You can't engineer purpose by powerpoint

Sorry to disappoint you if you are one of those gleeful celebrants; it doesn’t work like that. You can’t engineer purpose by powerpoint. You can’t contrive it. You have to live purpose. Breathe it. Believe it.

It’s just like me telling you I’m a good bloke. I can keep telling you over and over again that I am, but if there’s no depth to what I’m saying – if I’m not showing you through my actions – then you won’t buy it. My words will just add to the content clutter we’re living in and you will become adept at zoning out my droning.

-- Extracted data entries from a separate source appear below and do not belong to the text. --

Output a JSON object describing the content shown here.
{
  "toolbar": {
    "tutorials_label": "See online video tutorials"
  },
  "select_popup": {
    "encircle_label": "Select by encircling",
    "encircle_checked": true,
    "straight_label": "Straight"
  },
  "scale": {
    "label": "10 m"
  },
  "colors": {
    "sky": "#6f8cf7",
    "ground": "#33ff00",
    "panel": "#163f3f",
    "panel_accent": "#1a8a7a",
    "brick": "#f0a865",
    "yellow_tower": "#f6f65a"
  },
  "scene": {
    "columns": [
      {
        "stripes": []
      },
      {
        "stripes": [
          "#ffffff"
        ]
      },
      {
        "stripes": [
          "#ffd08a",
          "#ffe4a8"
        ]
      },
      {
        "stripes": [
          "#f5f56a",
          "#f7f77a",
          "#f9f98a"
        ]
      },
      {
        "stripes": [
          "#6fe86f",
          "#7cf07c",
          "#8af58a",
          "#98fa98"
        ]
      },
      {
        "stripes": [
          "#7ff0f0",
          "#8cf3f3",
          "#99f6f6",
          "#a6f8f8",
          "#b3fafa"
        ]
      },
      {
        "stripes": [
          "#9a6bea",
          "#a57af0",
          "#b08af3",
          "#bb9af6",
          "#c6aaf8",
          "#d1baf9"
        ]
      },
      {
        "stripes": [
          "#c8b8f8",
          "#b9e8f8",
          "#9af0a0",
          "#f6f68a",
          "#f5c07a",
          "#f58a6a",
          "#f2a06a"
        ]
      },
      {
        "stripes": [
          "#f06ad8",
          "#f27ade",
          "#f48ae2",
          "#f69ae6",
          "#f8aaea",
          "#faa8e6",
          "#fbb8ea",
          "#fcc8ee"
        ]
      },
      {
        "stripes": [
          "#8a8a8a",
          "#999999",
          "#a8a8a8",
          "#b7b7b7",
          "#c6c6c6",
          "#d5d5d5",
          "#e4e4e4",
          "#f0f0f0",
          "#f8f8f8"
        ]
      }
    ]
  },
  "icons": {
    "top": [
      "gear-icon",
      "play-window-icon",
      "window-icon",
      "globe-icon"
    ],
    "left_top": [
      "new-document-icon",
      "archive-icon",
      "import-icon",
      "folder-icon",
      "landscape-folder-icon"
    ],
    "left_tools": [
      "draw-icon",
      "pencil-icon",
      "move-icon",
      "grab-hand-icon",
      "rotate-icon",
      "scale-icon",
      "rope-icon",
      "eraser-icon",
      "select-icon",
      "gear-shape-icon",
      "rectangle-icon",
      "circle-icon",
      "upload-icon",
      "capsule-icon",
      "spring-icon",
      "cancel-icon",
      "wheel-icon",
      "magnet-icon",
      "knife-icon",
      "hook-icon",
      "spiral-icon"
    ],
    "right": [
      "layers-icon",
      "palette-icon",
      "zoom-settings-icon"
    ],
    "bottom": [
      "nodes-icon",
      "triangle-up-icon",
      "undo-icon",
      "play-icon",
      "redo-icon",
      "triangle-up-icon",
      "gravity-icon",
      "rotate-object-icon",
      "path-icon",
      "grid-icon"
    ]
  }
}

Purpose doesn’t even need to be sociable or worthy of admiration to attract a loyal, growing following: UKIP being a case in point

The good news is that your purpose doesn’t have to be particularly worthy or grandiose. More than anything, being purposeful today is about being authentic and truly living by your values. Your core value, for example, could be not to rip the consumer off but to provide outstanding value for money above all else – a purpose-led positioning that Lidl is pulling off to great effect. And while it is a somewhat taboo thing to say, purpose doesn’t even need to be sociable or worthy of admiration to attract a loyal, growing following: UKIP being a case in point.

Simplicity rules

The best purpose-led strategies are often the simple ones. Just look at Airbnb. Helping people feel like they can belong anywhere in the world is their absolute focus. As founder Brian Chesky puts it, "you’re not getting a room, you’re getting a sense of belonging". This underpins its entire narrative, running through everything it says and does. It dramatises why it exists, not what it does. Then it executes at scale.

Similarly, the online shoe retailer Zappos believes in ‘happiness’. Its service teams are encouraged to spend as much time as possible on calls to maximise their connection with customers – sometimes up to nine hours. The Zappos purpose and culture is its brand. It became a billion dollar business in less than a decade.

And despite what I said earlier, if done authentically, a ‘green’ positioning can create credible purpose.  Patagonia is an excellent example of this, using a sustainability-led purpose to inspire everything it does. Its ‘clear is the new clever’ mantra has driven many winning initiatives. Common Threads and the Footprint Chronicles have helped lead to a doubling of revenues and tripling of profits from 2008 – 2012.

Social, not product level

Brands like Zappos, Patagonia and Airbnb are credible to their audiences because they connect at a social, rather than just a product, level. They are creating marketing that people actually want to consume and, more importantly, share. To do that requires emotional connection.

Arguably, creating this type of self-propagating, peer-recommended marketing is modern day social responsibility. Just as, conversely, creating marketing that doesn’t emotionally resonate but just adds to the overflowing corporate noise, flogging products without purpose, is socially irresponsible.

Consumers are evolving ever more attuned BS-detectors

There is a bigger industry issue at play here, too. If you are creating mindless noise in this way, you’re not only harming your brand, but the industry’s brand too. We all need to up our game in this new age of transparency, social responsibility and authenticity.

Brands will be ignored

Brands that don't maintain a narrative rich in purpose – talking to people on a human level, appealing to causes close to their hearts – will become irrelevant, cut out of the conversation. Consumers are evolving ever more attuned BS-detectors. And that's a good thing; we can't endlessly interrupt people to talk about ourselves any more. Without an immediate and credible what's-in-it-for-me, brands will simply be ignored.

As ambitious brands are proving, finding an organisation’s human truth and sharing it with the world is the new model for marketing. Part of being human is being flawed and making mistakes. In the age of social media chatter, that’s something that brands are going to have to get better at. But brands on a mission are more likely to be forgiven for their mistakes. Why? Because consumers understand that the important thing is to be purposeful, not perfect.